Year: 2003
Studio: 20th Century Fox
Director: Bryan Singer
Cast: Hugh Jackman, Patrick Stewart, Ian McKellan, Halle Berry, Famke Janssen, Alan Cumming, James Marsden, Anna Paquin, Rebecca Romijn-Stamos, Brian Cox, Bruce Davison, Kelly Hu
The first X-Men movie was a gamble. The success of the first big screen incantation of comic book superheroes (Batman) was a fading memory from ten years earlier, and nobody knew if audiences would respond to the current fad. Of course they did, and the success of the new screen superhero movement would propel Spider-Man and Daredevil into the stratosphere.

But at the time, 20th Century Fox didn't want to give director Bryan Singer a lot of money for an untested genre with a then-unknown heroic lead (Jackman).

Unfortunately, it showed - in flat action and an uninspiring premise - seeming to be a more run of the mill action movie instead of a vehicle to bring the spirit of the comic X-Men to life.

The rest, of course, is history. Perth expat Hugh Jackman is one of the most bankable names in Hollywood and X Men did huge business (a sequel was planned after a week into the film's release). Fox threw a bucketload more money at Singer and his production design and special effects teams this time, and it was very well spent.

X2 is more than X-Men was (and should have been) - bigger, meaner, funnier, louder, darker and hotter. Romantic and dramatic subplots from the first film are ratcheted up to fever pitch, and the effects and sets take us into the comic book world with armrest-shredding detail.

X2's plot is as much a continuation as a sequel. Despite overt commerciality, the story can't easily be dismissed as a hammered-together cash-in on the franchise's success. The Mutant Registration Act is getting serious teeth thanks to militant army colonel and rampant anti-mutant Stryker (Cox), who wants to scare-monger enough bigotry to wipe the mutants out.

Wolverine (Jackman) is closer to unlocking the mystery of his origins, and moving in closer to Jean Grey (Janssen), the beautiful telepath and fiancé of laser-eyed Cyclops (Marsden).

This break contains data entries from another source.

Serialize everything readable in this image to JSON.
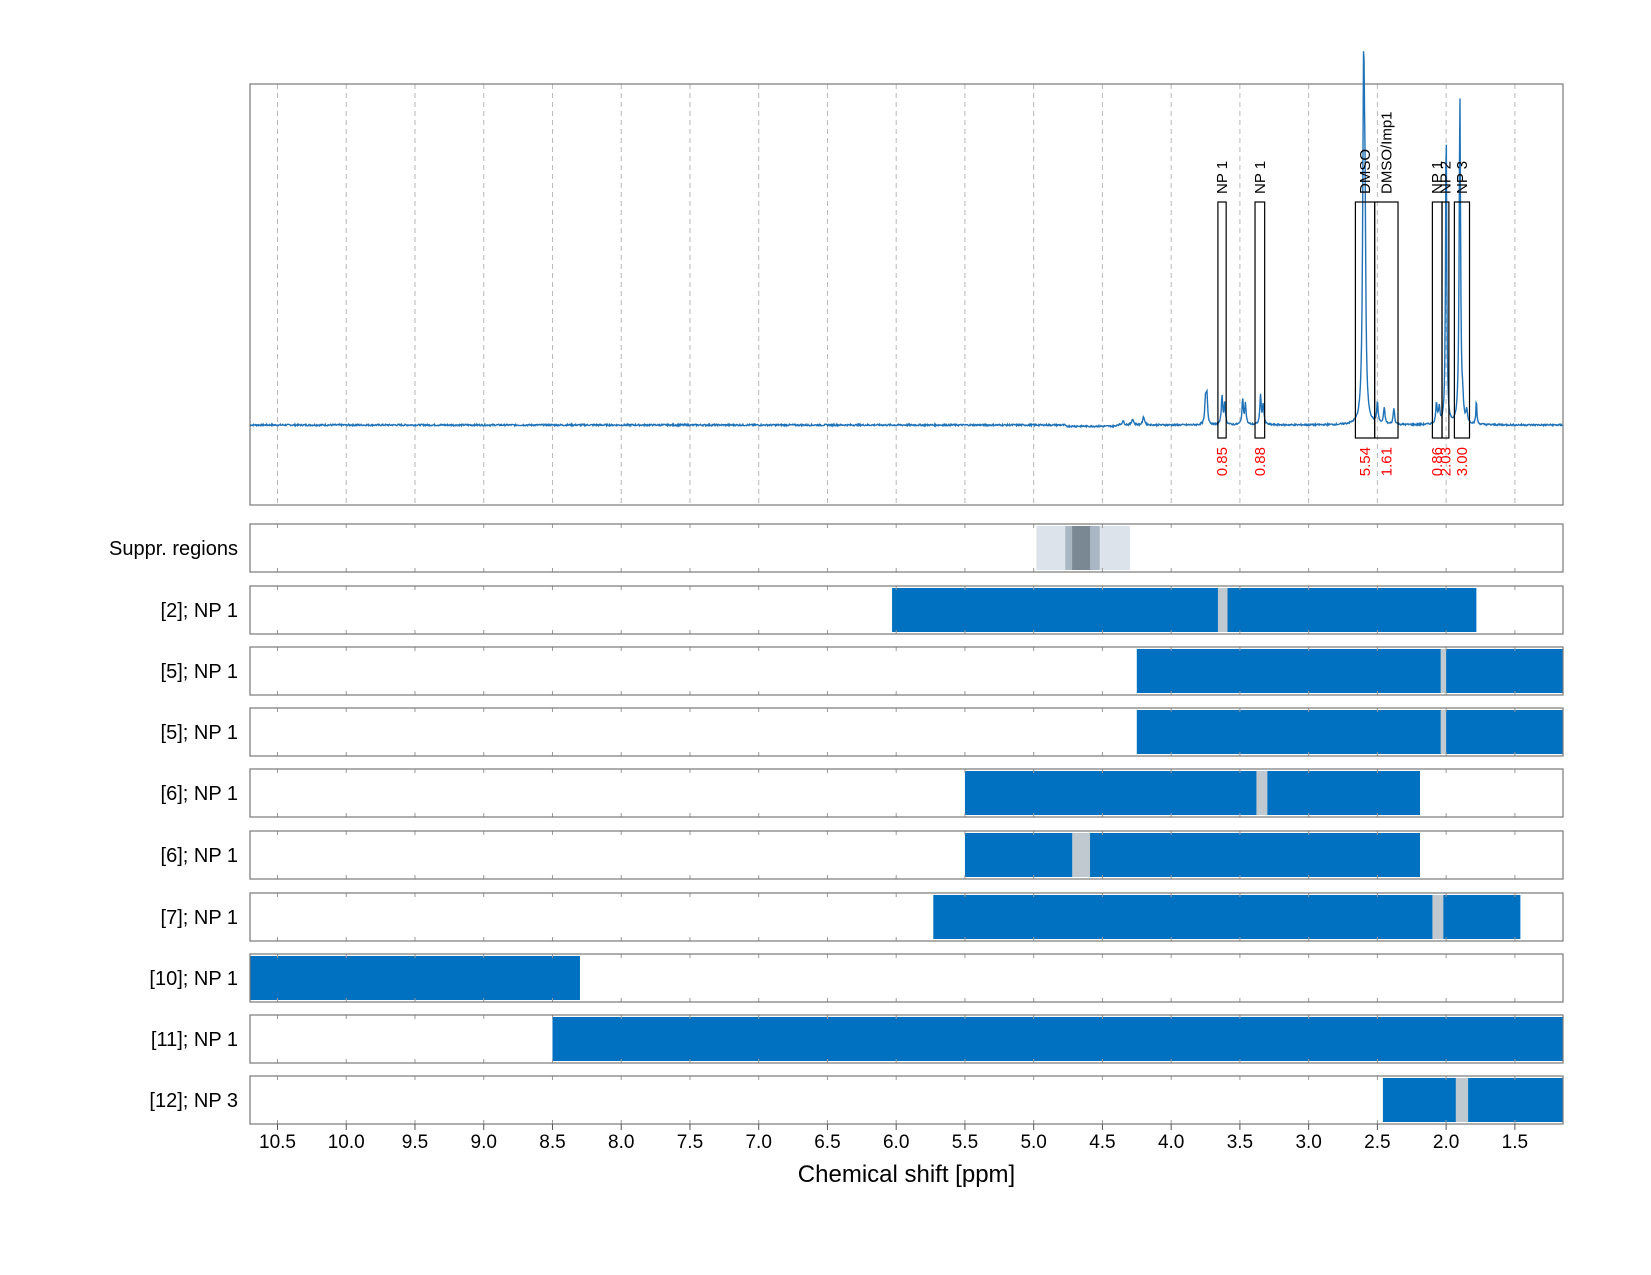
{
  "chart_data": {
    "type": "nmr-spectrum-with-region-tracks",
    "xlabel": "Chemical shift [ppm]",
    "xlim": [
      10.7,
      1.15
    ],
    "xticks": [
      "10.5",
      "10.0",
      "9.5",
      "9.0",
      "8.5",
      "8.0",
      "7.5",
      "7.0",
      "6.5",
      "6.0",
      "5.5",
      "5.0",
      "4.5",
      "4.0",
      "3.5",
      "3.0",
      "2.5",
      "2.0",
      "1.5"
    ],
    "colors": {
      "spectrum": "#1f72b8",
      "bar": "#0070c0",
      "gap": "#c0c8d0",
      "integral": "#ff0000",
      "supp_light": "#dce3ea",
      "supp_mid": "#a9b6c3",
      "supp_dark": "#7a8893"
    },
    "spectrum": {
      "peaks": [
        {
          "ppm": 2.6,
          "height": 0.84,
          "width": 0.008
        },
        {
          "ppm": 2.59,
          "height": 0.35,
          "width": 0.006
        },
        {
          "ppm": 1.9,
          "height": 0.8,
          "width": 0.006
        },
        {
          "ppm": 2.0,
          "height": 0.74,
          "width": 0.005
        },
        {
          "ppm": 3.75,
          "height": 0.06,
          "width": 0.006
        },
        {
          "ppm": 3.74,
          "height": 0.07,
          "width": 0.006
        },
        {
          "ppm": 3.63,
          "height": 0.07,
          "width": 0.006
        },
        {
          "ppm": 3.61,
          "height": 0.05,
          "width": 0.006
        },
        {
          "ppm": 3.48,
          "height": 0.06,
          "width": 0.006
        },
        {
          "ppm": 3.46,
          "height": 0.05,
          "width": 0.006
        },
        {
          "ppm": 3.35,
          "height": 0.07,
          "width": 0.006
        },
        {
          "ppm": 3.33,
          "height": 0.05,
          "width": 0.006
        },
        {
          "ppm": 2.5,
          "height": 0.05,
          "width": 0.006
        },
        {
          "ppm": 2.45,
          "height": 0.04,
          "width": 0.006
        },
        {
          "ppm": 2.38,
          "height": 0.04,
          "width": 0.006
        },
        {
          "ppm": 2.07,
          "height": 0.05,
          "width": 0.006
        },
        {
          "ppm": 2.05,
          "height": 0.04,
          "width": 0.006
        },
        {
          "ppm": 1.88,
          "height": 0.04,
          "width": 0.006
        },
        {
          "ppm": 1.85,
          "height": 0.03,
          "width": 0.006
        },
        {
          "ppm": 1.78,
          "height": 0.06,
          "width": 0.004
        },
        {
          "ppm": 4.2,
          "height": 0.02,
          "width": 0.008
        },
        {
          "ppm": 4.28,
          "height": 0.015,
          "width": 0.008
        },
        {
          "ppm": 4.35,
          "height": 0.01,
          "width": 0.008
        }
      ],
      "assignments": [
        {
          "label": "NP 1",
          "lo": 3.6,
          "hi": 3.66,
          "integral": "0.85"
        },
        {
          "label": "NP 1",
          "lo": 3.32,
          "hi": 3.39,
          "integral": "0.88"
        },
        {
          "label": "DMSO",
          "lo": 2.52,
          "hi": 2.66,
          "integral": "5.54"
        },
        {
          "label": "DMSO/Imp1",
          "lo": 2.35,
          "hi": 2.52,
          "integral": "1.61"
        },
        {
          "label": "NP 1",
          "lo": 2.03,
          "hi": 2.1,
          "integral": "0.86"
        },
        {
          "label": "NP 2",
          "lo": 1.98,
          "hi": 2.03,
          "integral": "2.03"
        },
        {
          "label": "NP 3",
          "lo": 1.83,
          "hi": 1.94,
          "integral": "3.00"
        }
      ]
    },
    "suppressed_regions": {
      "label": "Suppr. regions",
      "bands": [
        {
          "lo": 4.3,
          "hi": 4.98,
          "shade": "light"
        },
        {
          "lo": 4.52,
          "hi": 4.77,
          "shade": "mid"
        },
        {
          "lo": 4.59,
          "hi": 4.72,
          "shade": "dark"
        }
      ]
    },
    "tracks": [
      {
        "label": "[2]; NP 1",
        "start": 6.03,
        "end": 1.78,
        "gap": [
          3.66,
          3.59
        ]
      },
      {
        "label": "[5]; NP 1",
        "start": 4.25,
        "end": 1.15,
        "gap": [
          2.04,
          2.0
        ]
      },
      {
        "label": "[5]; NP 1",
        "start": 4.25,
        "end": 1.15,
        "gap": [
          2.04,
          2.0
        ]
      },
      {
        "label": "[6]; NP 1",
        "start": 5.5,
        "end": 2.19,
        "gap": [
          3.38,
          3.3
        ]
      },
      {
        "label": "[6]; NP 1",
        "start": 5.5,
        "end": 2.19,
        "gap": [
          4.72,
          4.59
        ]
      },
      {
        "label": "[7]; NP 1",
        "start": 5.73,
        "end": 1.46,
        "gap": [
          2.1,
          2.02
        ]
      },
      {
        "label": "[10]; NP 1",
        "start": 10.7,
        "end": 8.3,
        "gap": null
      },
      {
        "label": "[11]; NP 1",
        "start": 8.5,
        "end": 1.15,
        "gap": null
      },
      {
        "label": "[12]; NP 3",
        "start": 2.46,
        "end": 1.15,
        "gap": [
          1.93,
          1.84
        ]
      }
    ]
  }
}
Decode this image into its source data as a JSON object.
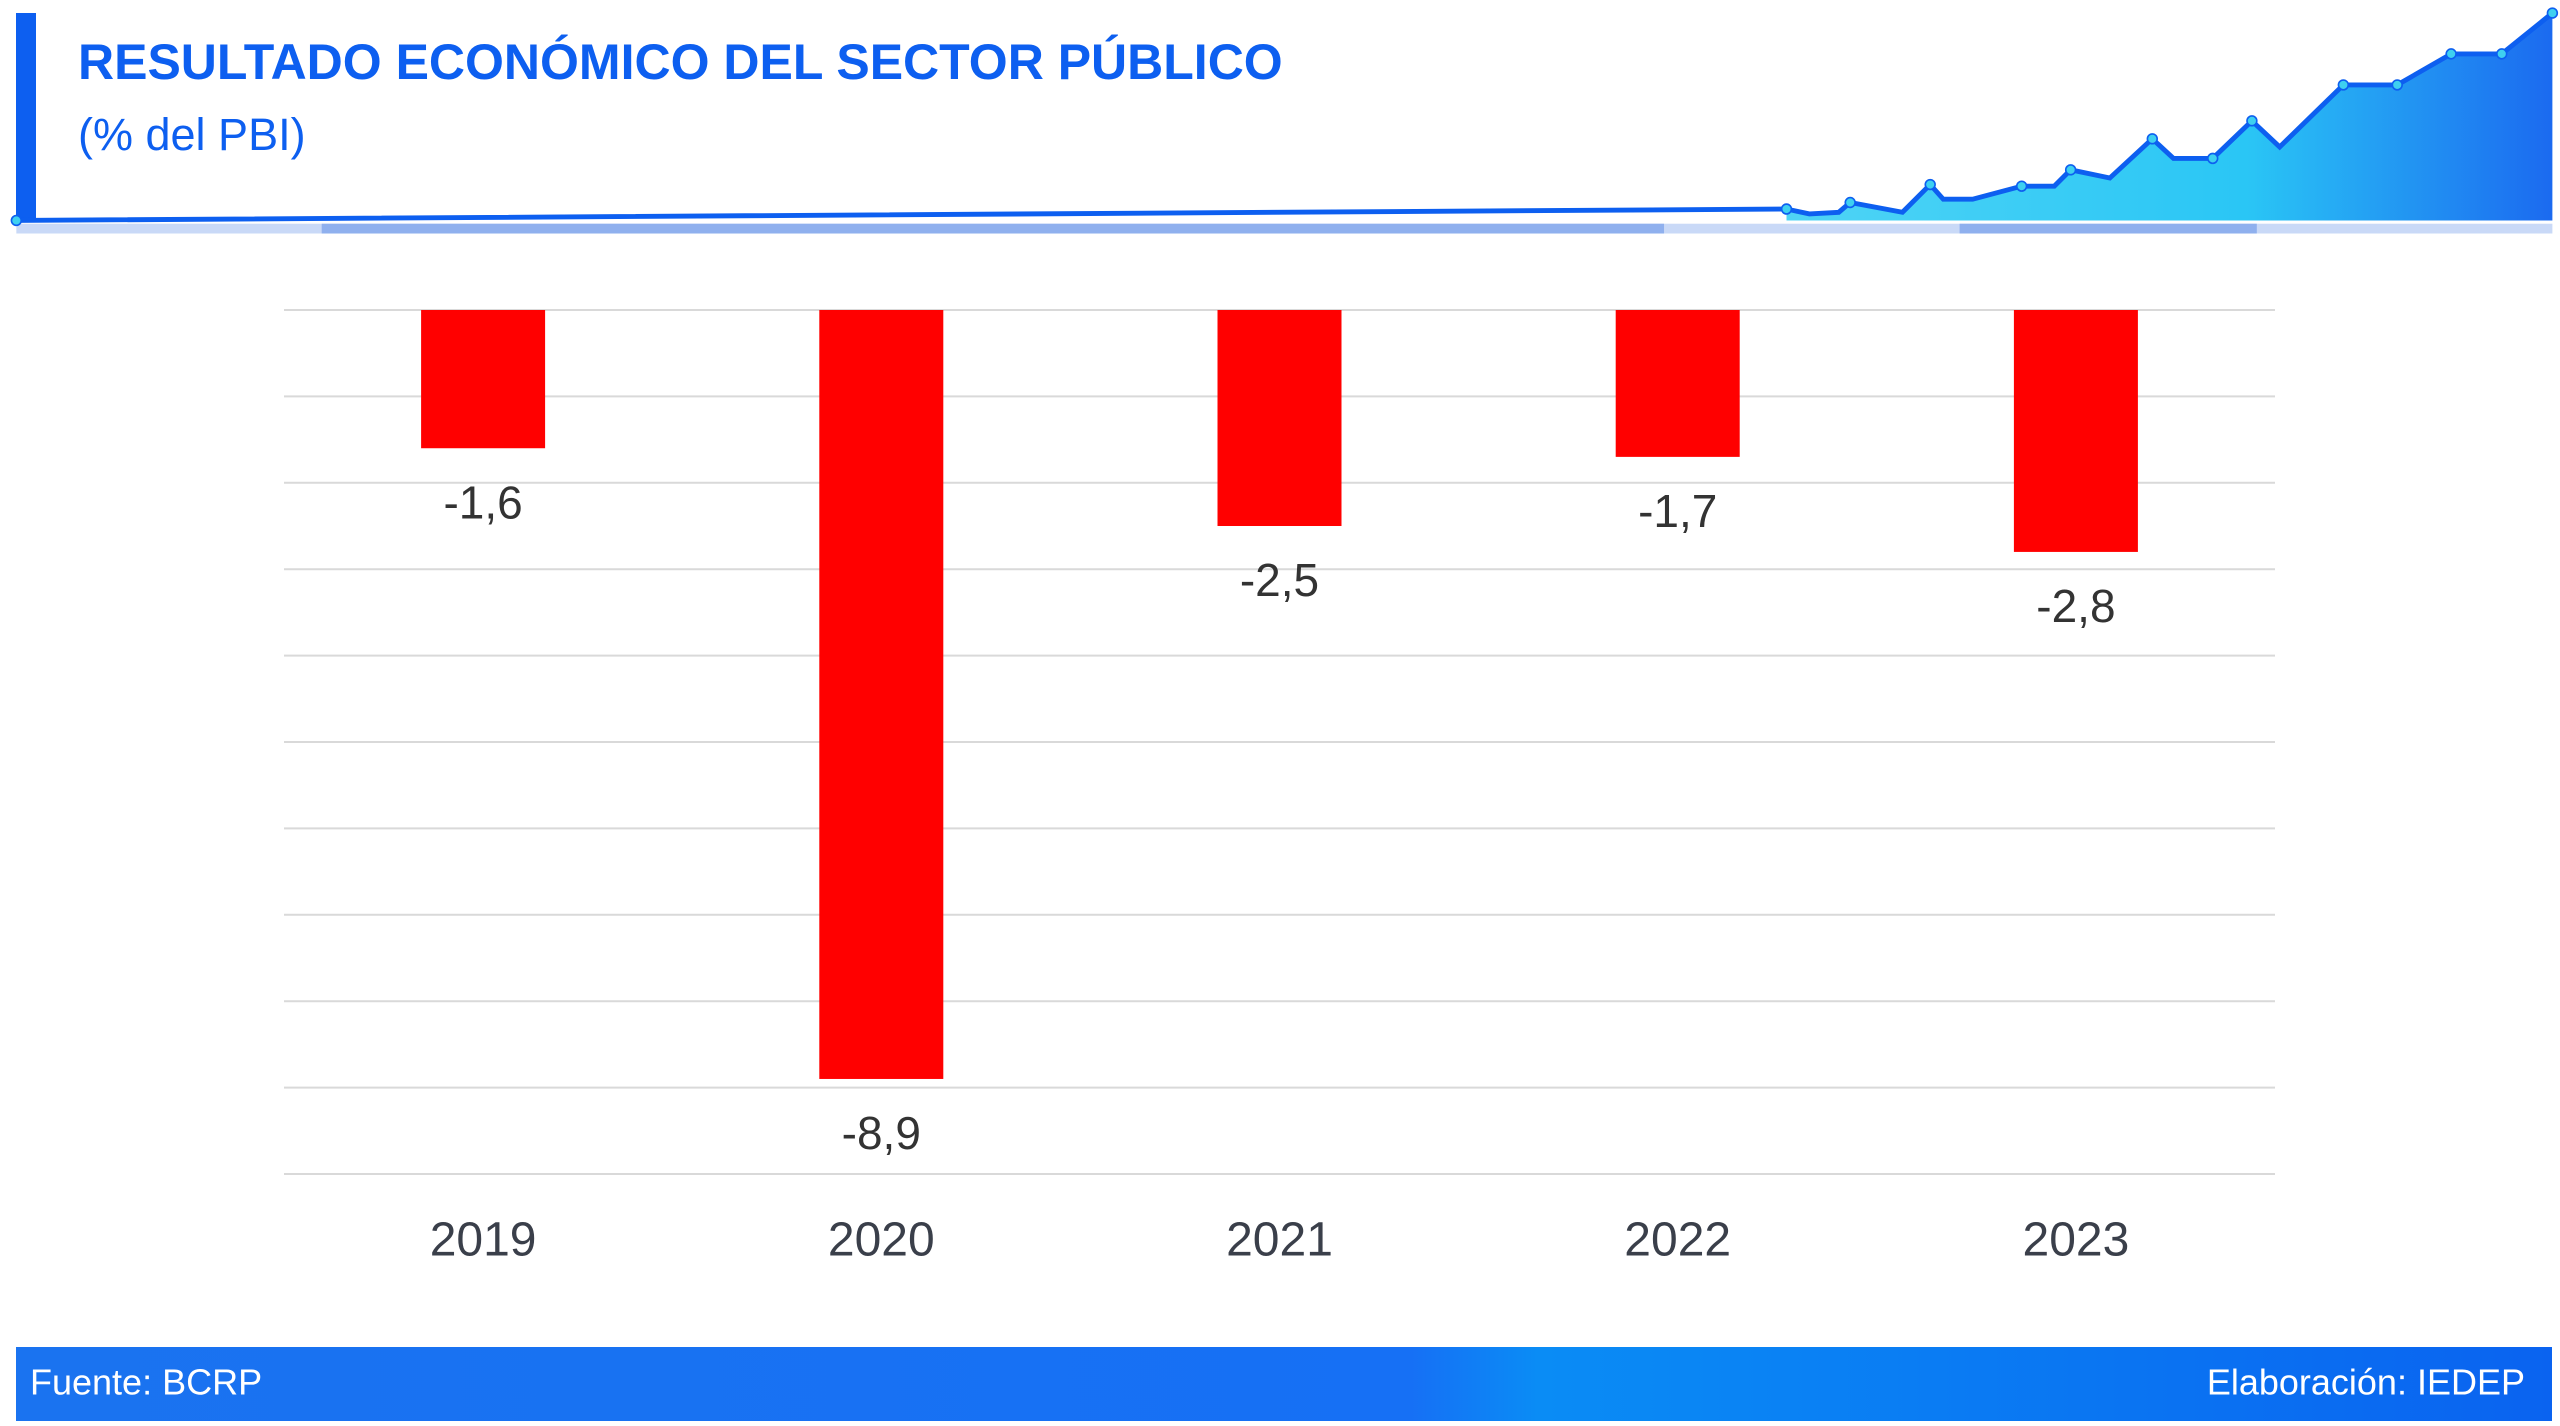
{
  "chart_data": {
    "type": "bar",
    "title": "RESULTADO ECONÓMICO DEL SECTOR PÚBLICO",
    "subtitle": "(% del PBI)",
    "categories": [
      "2019",
      "2020",
      "2021",
      "2022",
      "2023"
    ],
    "values": [
      -1.6,
      -8.9,
      -2.5,
      -1.7,
      -2.8
    ],
    "value_labels": [
      "-1,6",
      "-8,9",
      "-2,5",
      "-1,7",
      "-2,8"
    ],
    "color": "#ff0000",
    "ylim": [
      -10,
      0
    ],
    "yticks": [
      -10,
      -9,
      -8,
      -7,
      -6,
      -5,
      -4,
      -3,
      -2,
      -1,
      0
    ],
    "grid": true,
    "source": "Fuente: BCRP",
    "credit": "Elaboración: IEDEP"
  }
}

The younger generation also see more romance and action themselves, led by Rogue (Paquin) and Iceman (boy-band clone Ashmore).

When Xavier's (Stewart) school for the gifted is invaded by armed forces under accusation of harbouring terrorists (you'll get a strange feeling of deja vu for some reason), the X-Men scatter. While also trying to solve an assassination attempt on the President, they have to team up with Magneto (McKellen) and Mystique (Romijn-Stamos) to fight for their freedom and survival.

And when Stryker takes Xavier prisoner and starts to use his telepathic powers to hunt down and kill every mutant alive, the race is on to find Stryker's underground lair and save the world.

Set against warm and fuzzy themes of tolerance, acceptance and diversity that we could all do well to remember right now, X2 is a crackling action adventure with blistering fight scenes, action sequences, special effects and astounding set design. It's not without faults - sometimes style is chosen over sense and you'll find yourself confused a few times. But don't except Marcel Proust-like scriptwriting wit, just strap yourself into the rollercoaster and enjoy.

Multiple sequels are now assured, and X2 has been the most faithful second-film installment of any comic book premise so far. We're yet to see the first (new) Superman film or second Spider-Man or Daredevil movies, and the all-but-dead Batman franchise floundered badly by the second installment.

But now the X-Men series has found its feet in a big way, all that's left is to hope the filmmakers and studio keep the comic's spirit in sight.